Having delivered himself of this outright, barefaced lie, he noted that “the Internet is an engine for economic growth, the portal that opens up to a knowledge society”, before following with the self-revealing remark that “even a government that is not too keen about the democracy part of ‘digital democracy’ should embrace the digital part, as the economic implications are simply too great to ignore”.

In other words, as I take him to mean, his 1Malaysia.con is all about dollars, not democracy, and that his attempted co-option of Malaysia’s blogosphere is driven by his terror of assaults on BN by local versions of what he called “cybertroopers who waged viral warfare with the might of their keyboards, keypads and smartphones” in the Middle East’s Twitter and Facebook revolutions.
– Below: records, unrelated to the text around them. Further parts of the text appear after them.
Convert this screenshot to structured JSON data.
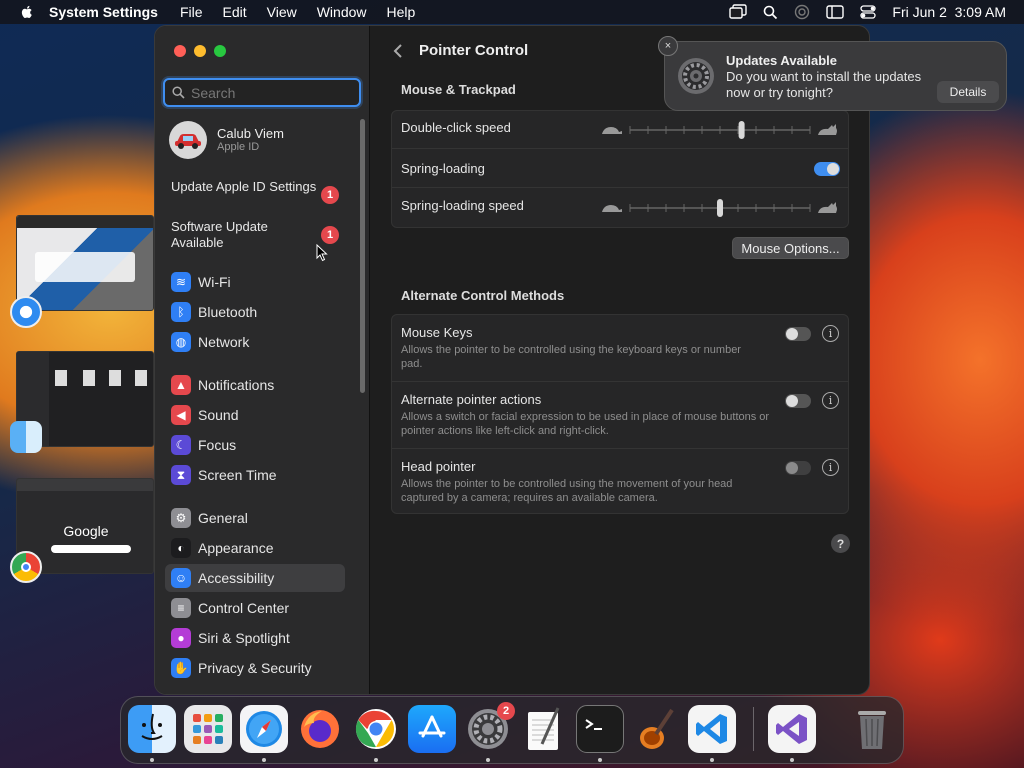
{
  "menubar": {
    "app_name": "System Settings",
    "menus": [
      "File",
      "Edit",
      "View",
      "Window",
      "Help"
    ],
    "datetime": "Fri Jun 2  3:09 AM"
  },
  "mission_control": {
    "thumb_google_text": "Google"
  },
  "sidebar": {
    "search_placeholder": "Search",
    "profile": {
      "name": "Calub Viem",
      "subtitle": "Apple ID"
    },
    "updates": [
      {
        "label": "Update Apple ID Settings",
        "badge": "1"
      },
      {
        "label": "Software Update Available",
        "badge": "1"
      }
    ],
    "items": [
      {
        "label": "Wi-Fi",
        "icon": "wifi-icon",
        "color": "#2f7ff5"
      },
      {
        "label": "Bluetooth",
        "icon": "bluetooth-icon",
        "color": "#2f7ff5"
      },
      {
        "label": "Network",
        "icon": "globe-icon",
        "color": "#2f7ff5"
      },
      {
        "label": "Notifications",
        "icon": "bell-icon",
        "color": "#e5484d"
      },
      {
        "label": "Sound",
        "icon": "speaker-icon",
        "color": "#e5484d"
      },
      {
        "label": "Focus",
        "icon": "moon-icon",
        "color": "#5b4ad6"
      },
      {
        "label": "Screen Time",
        "icon": "hourglass-icon",
        "color": "#5b4ad6"
      },
      {
        "label": "General",
        "icon": "gear-icon",
        "color": "#8e8e93"
      },
      {
        "label": "Appearance",
        "icon": "appearance-icon",
        "color": "#1c1c1e"
      },
      {
        "label": "Accessibility",
        "icon": "accessibility-icon",
        "color": "#2f7ff5"
      },
      {
        "label": "Control Center",
        "icon": "toggles-icon",
        "color": "#8e8e93"
      },
      {
        "label": "Siri & Spotlight",
        "icon": "siri-icon",
        "color": "#b43cd6"
      },
      {
        "label": "Privacy & Security",
        "icon": "hand-icon",
        "color": "#2f7ff5"
      }
    ],
    "selected": "Accessibility"
  },
  "main": {
    "title": "Pointer Control",
    "section1": {
      "heading": "Mouse & Trackpad",
      "double_click_label": "Double-click speed",
      "double_click_level": 0.62,
      "spring_loading_label": "Spring-loading",
      "spring_loading_on": true,
      "spring_speed_label": "Spring-loading speed",
      "spring_speed_level": 0.5,
      "mouse_options_label": "Mouse Options..."
    },
    "section2": {
      "heading": "Alternate Control Methods",
      "rows": [
        {
          "label": "Mouse Keys",
          "desc": "Allows the pointer to be controlled using the keyboard keys or number pad.",
          "on": false
        },
        {
          "label": "Alternate pointer actions",
          "desc": "Allows a switch or facial expression to be used in place of mouse buttons or pointer actions like left-click and right-click.",
          "on": false
        },
        {
          "label": "Head pointer",
          "desc": "Allows the pointer to be controlled using the movement of your head captured by a camera; requires an available camera.",
          "on": false
        }
      ]
    },
    "help_label": "?"
  },
  "notification": {
    "title": "Updates Available",
    "text": "Do you want to install the updates now or try tonight?",
    "button": "Details",
    "close": "×"
  },
  "dock": {
    "settings_badge": "2"
  },
  "colors": {
    "accent": "#3f8ef0",
    "badge": "#e5484d"
  }
}
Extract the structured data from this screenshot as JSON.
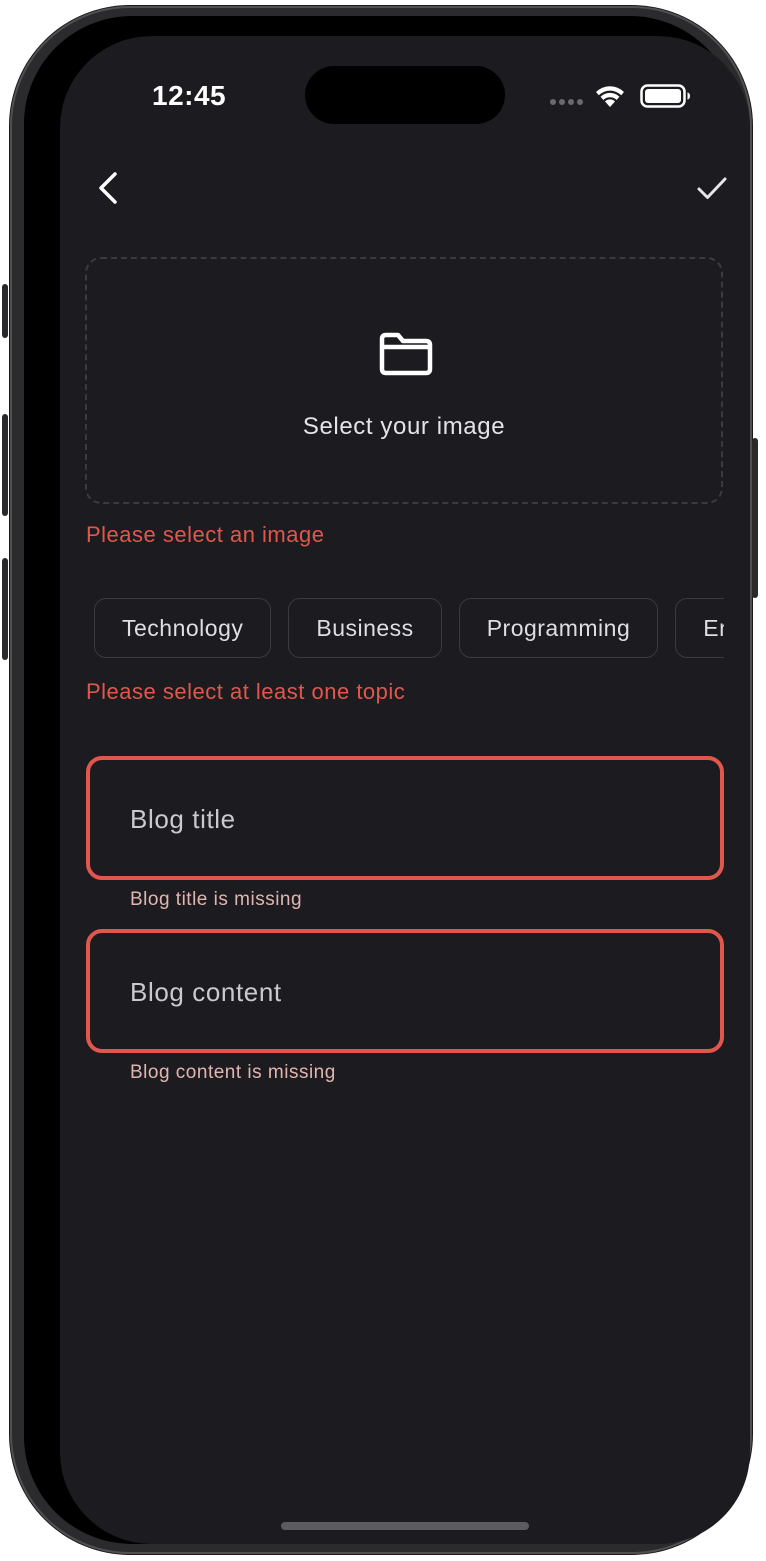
{
  "status_bar": {
    "time": "12:45"
  },
  "toolbar": {
    "back_icon": "chevron-left-icon",
    "done_icon": "checkmark-icon"
  },
  "image_picker": {
    "icon": "folder-icon",
    "label": "Select your image",
    "error": "Please select an image"
  },
  "topics": {
    "chips": [
      "Technology",
      "Business",
      "Programming",
      "Entertainment"
    ],
    "error": "Please select at least one topic"
  },
  "form": {
    "title": {
      "placeholder": "Blog title",
      "error": "Blog title is missing"
    },
    "content": {
      "placeholder": "Blog content",
      "error": "Blog content is missing"
    }
  },
  "colors": {
    "background": "#1b1b20",
    "error": "#e2574c",
    "helper_error": "#e3b5b0",
    "border_muted": "#3a3a42"
  }
}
Hence his fear-driven plea for bloggers to air their views about his government, “even if it is constructive criticism”, and for a relationship between BN and the bloggers “based on mutual respect”.

Thanks to the likes of Najib and his colleagues and cronies, however, the BN government – like similarly corrupt and repressive regimes in Tunisia, Egypt, Libya, Yemen, Bahrain, Iran, Syria, Morocco and dozens of other countries – has long lost any right to respect from bloggers or anyone else.

And how much “respect” do Najib and his ilk show their people in constantly feeding them a pack of lies and treating the most gullible of the populace like monkeys by paying them peanuts for their votes?

Typical of the total lack of respect that BN has for truth, honesty or the intelligence of the Malaysian people was the claim by Dr Mahathir Mohamad, patron of Blog House Malaysia, convenor of Najib’s blogger-nobbling conference, that, like bloggers, “the mainstream media should allow themselves to be critical of the government now and then”.

Pretending to decry the fact that the mainstream media practise self-censorship in the face of all the laws he himself enacted to crush media freedom, he declared that “this had given the wrong impression that they had been censored by the government”.

All I can say about this superannuated con-man is that, unlike Najib and his relatively youthful con-sorts in 1Malaysia.con, he is unfortunately unlikely to stand trial for his crimes against truth, justice and the Malaysian people, or ever be con-victed.

DEAN JOHNS, after many years in Asia, currently lives with his Malaysian-born wife and daughter in Sydney, where he mentors creative writing groups. Already published in Kuala Lumpur is a third book of his columns for Malaysiakini, following earlier collections ‘Mad about Malaysia’ and ‘Even Madder about Malaysia’.